Every injury done to another person is a sin against God. Every such sin is forgiven at the cross of Jesus Christ. Instead of ignoring our relationships with others as we focus on our relationship with God, Jesus wants us to know that those relationships are fixed through our relationship with God. “Go, be reconciled to your brother,” Jesus says, and the gift of grace smiles at us through these words. When Jesus told a lame man to walk, the power of his word made that man able to stand and walk. When Jesus tells us to be reconciled, the power of his word makes reconciliation happen. J.

The merciful

“Blessed are the merciful, for they will be shown mercy” (Matthew 5:7).

No one earns God’s mercy by first being merciful to others. God always goes first. Likewise, no one earns God’s forgiveness by first forgiving the sins of others. God always goes first. He forgives our sins, and his forgiveness gives the power to forgive those who sin against us.

God’s mercy is a gift. He is merciful to us, even though we do not deserve it. In fact, the word “mercy” requires it to be an undeserved gift. Being kind and generous to people who deserve such things is not mercy; it is justice.

We do not deserve God’s kindness, generosity, and mercy.
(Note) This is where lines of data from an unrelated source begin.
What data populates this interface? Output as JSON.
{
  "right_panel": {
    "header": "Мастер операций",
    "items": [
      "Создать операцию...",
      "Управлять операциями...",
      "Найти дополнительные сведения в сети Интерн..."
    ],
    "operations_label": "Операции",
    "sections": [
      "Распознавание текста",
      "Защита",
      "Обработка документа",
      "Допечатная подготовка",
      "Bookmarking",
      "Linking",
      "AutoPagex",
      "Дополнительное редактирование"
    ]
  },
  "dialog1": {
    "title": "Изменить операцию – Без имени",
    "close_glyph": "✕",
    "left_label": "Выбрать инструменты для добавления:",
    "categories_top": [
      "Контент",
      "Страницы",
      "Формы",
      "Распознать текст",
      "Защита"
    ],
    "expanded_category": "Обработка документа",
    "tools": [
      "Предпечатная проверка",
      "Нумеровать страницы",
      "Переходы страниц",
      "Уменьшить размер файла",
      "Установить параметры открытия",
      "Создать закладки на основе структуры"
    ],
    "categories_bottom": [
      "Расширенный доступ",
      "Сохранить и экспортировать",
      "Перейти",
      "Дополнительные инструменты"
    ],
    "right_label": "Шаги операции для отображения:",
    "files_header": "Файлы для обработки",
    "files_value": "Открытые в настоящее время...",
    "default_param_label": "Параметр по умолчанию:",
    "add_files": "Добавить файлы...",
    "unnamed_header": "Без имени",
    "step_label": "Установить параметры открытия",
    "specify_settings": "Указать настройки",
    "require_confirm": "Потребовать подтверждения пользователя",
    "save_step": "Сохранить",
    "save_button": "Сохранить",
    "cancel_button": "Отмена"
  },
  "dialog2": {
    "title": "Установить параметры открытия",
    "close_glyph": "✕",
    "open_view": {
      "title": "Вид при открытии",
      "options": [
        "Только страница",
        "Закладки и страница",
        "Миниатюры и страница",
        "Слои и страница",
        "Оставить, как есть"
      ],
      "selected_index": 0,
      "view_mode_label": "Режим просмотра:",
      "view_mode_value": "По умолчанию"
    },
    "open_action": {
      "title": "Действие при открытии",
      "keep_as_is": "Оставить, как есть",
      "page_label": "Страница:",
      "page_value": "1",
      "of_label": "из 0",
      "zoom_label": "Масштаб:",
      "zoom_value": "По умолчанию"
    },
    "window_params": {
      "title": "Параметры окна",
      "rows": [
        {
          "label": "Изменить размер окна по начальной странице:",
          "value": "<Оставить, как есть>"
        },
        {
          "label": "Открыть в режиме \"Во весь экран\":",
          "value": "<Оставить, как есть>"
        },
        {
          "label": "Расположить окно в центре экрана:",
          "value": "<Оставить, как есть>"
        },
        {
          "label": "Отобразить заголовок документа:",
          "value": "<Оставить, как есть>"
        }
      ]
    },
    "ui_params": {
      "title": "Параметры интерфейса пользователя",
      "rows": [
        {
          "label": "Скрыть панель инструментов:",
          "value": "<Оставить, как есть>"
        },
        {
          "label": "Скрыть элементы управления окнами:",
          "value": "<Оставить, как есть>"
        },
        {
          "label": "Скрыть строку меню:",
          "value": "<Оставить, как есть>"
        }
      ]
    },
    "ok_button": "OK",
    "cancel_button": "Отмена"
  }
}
Even the best of us on our best days falls far short from God’s plan for our lives. We are meant to love God with our whole hearts. We are meant to love everyone around us as much as we love ourselves. When we follow the path of selfishness, greed, envy, hatred, and cruelty, we are failures. We deserve to be punished by God. We deserve to be cast far away from him, condemned to an eternal existence without his love and his help.

God is merciful to us. Although we do not deserve to be forgiven, he forgives us. Although we do not deserve to be rescued, he rescues us. Jesus came to live a perfect life for us, crediting each of us with his goodness and sharing with us the rewards he earned. Jesus took away our guilt, paying our debt in full on the cross. God is too holy to ignore our sins, but in love he transfers them to Jesus, who pays the penalty we never could have paid. On the cross, Jesus gives himself for us. He also fought and won a battle on our behalf—a battle against sin, against evil, and against death. He won the victory single-handedly on the cross; the war against all evil—including the guilt of our sins—was finished that Friday outside Jerusalem (John 19:30). Jesus announced his victory Sunday morning of the same weekend by rising from the dead.

Mercy transfers our guilt to Jesus. Mercy transfers his rewards to us. Mercy makes us able to share His victory, in spite of the fact that he won that victory alone. Mercy renews forgiveness and Christ’s victory in our lives every day, even though we continue to sin every day.

God’s mercy changes us. Because he loves us, we can love others. Because he forgives all our sins, we can forgive those who sin against us. Because he has mercy on us, we can be merciful. If it were necessary for us to love first, to forgive first, to show mercy first before God can bless us, his blessing would never come to us. Because God has already blessed us, we now have the power to be like him. Those who are truly merciful, Jesus says, are the ones who have already been changed by the mercy with which God has blessed them. J.